Also, remember that the idea that “that’d kill ya”… well…
Yes. Almost anyone. The guy really was a giant and when he needed a back operation, the doctors didn’t even know how much anesthesia they would need to put him under, so they estimated by asking how much alcohol would give him a buzz.
Not necessarily. Long-term alcoholics can not only develop an unusually high tolerance for alcohol, they can sometimes develop the ability to metabolize it much faster than a normal person as well. Andre the Giant had many unusual physical characteristics related to his extreme size. His liver would have been much larger than normal and may have gotten really efficient at processing alcohol. If he drank them over many hours, his body may have been able to process much of the alcohol from earlier drinks before he got to the end.
We don’t know that it was 5% alcohol beer either. It could have been 4.2% Coors Light or something even weaker. 117 beers is obviously a whole lot for anyone and that is why he mentioned it but it is somewhat plausible given his unusual physical stature and routine drinking habits. He passed out at the end of the night so he obviously found his hard limit. It was just a whole lot higher than most normal people’s.

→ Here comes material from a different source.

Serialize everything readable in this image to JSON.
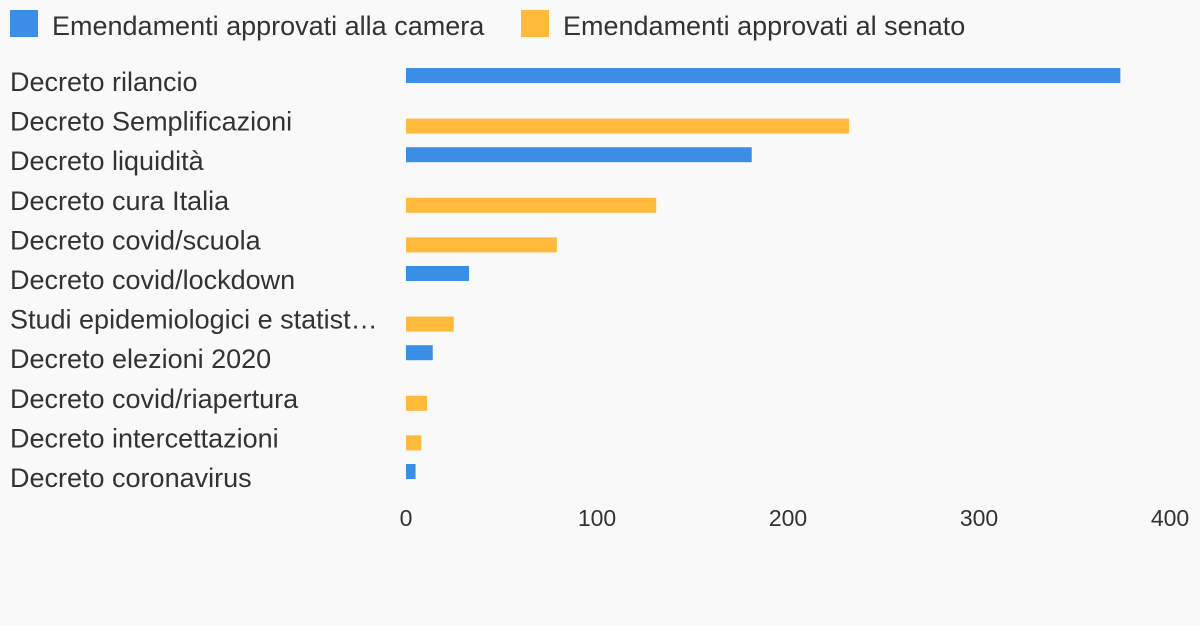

Some people can just consume an almost inhuman amount of things. For example, would you believe this woman if she told you she can eat 37 hotdogs in 12 minutes. She really can and has.
Beer is (typically) Water, Malt, Hops and Yeast. Even if you could argue that some salt showed up in the process or that some brewers added it, I’d have a time believing it was added SO you could drink so much that you wouldn’t die due to the shear amount of water you were consuming.
Errr, I read that sentence wrong. I read it that TSS was saying that the brewers were adding salt to preventing people from ODing on water.
Having said that, does beer actually have salt?
ETA: Simulpost, but I did wonder about drinking all that water. From time to time you do hear about people dying from drinking too much water and it’s usually something like a gallon or two. Of course, it’s usually over the course of a few minutes or a gallon of milk in an hour. To the best of my knowledge, we don’t have a time line on the beers. He may have drank them over a 12 hour period. Started at noon with lunch, passes out at midnight.
I think the “so” is being used as a “therefore” there. A typical beer has about 10-15mg sodium per 12 oz. That’s really not a whole lot. A typical soda serving at 12 oz is 40-50 mg sodium.